I should acknowledge that following a meeting with the Taoiseach, the Minister, Deputy Eamon Ryan, announced a package of over €6.5 million aimed at the taxi industry. That focused mainly on statutory costs amounting to about €290 per driver and dealt with regulatory issues such as licences and so on. What it did not deal with was the other non-statutory costs which drivers have, with insurance being the primary one. The restart grant which I am aware has benefited many businesses, is unfortunately still only available if one comes off one's pandemic unemployment payment. Many drivers are reluctant to do that because they are not certain about the level of business. The Delta variant has knocked that confidence even further as has the pushing out of the resumption of indoor dining.

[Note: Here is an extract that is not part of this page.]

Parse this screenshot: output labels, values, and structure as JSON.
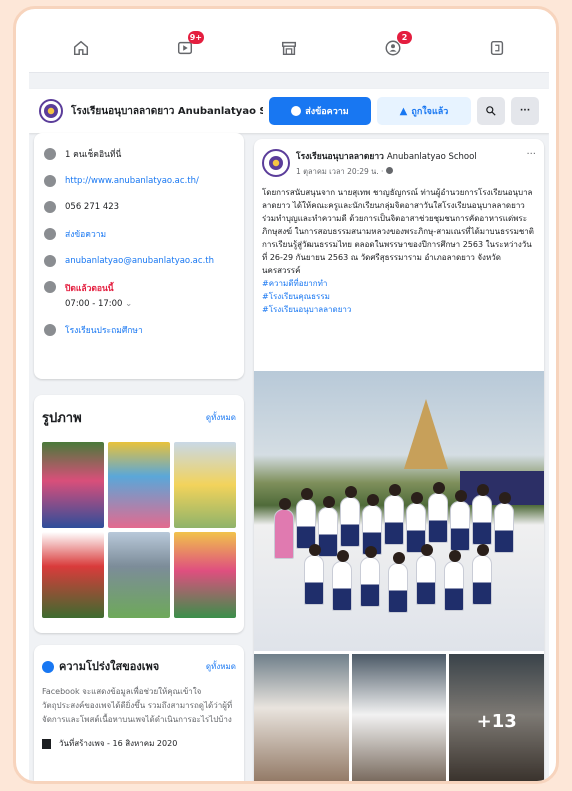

The Government has made progress on the statutory costs but on non-statutory costs such as insurance and other such issues, we still have not come to the table. Much of this is because we are we are relying on the Department of Social Protection to administer a support scheme for taxi drivers. The principal concern to drivers is the issue of the age of the vehicle. I am fully committed to the decarbonisation of the fleet, not just of the taxi fleet but of the entire vehicle fleet in Ireland and I understand that there are significant grants for electric vehicles. At this time, the idea of making a once-in-a-decade investment in one's business in order to renew one's vehicle because it is at the end of its life is very difficult to justify. While there have been extensions in the previous year, my principal question to the Minister is will he extend the age limit on vehicle life for the nine-year rule to the end of 2022?
My second follow-up question is the very strongly given commitment by the Minister to ensure that those on the PUP could continue to have that entitlement and work up to a limit of €960 until February of next year.
I understand that the Department of Social Protection is interpreting that differently and that those people on the €203 payment will have to return to work in September at a cut-off point. I will expand on that in my later contribution. The Minister might concentrate on the vehicle life in his initial response.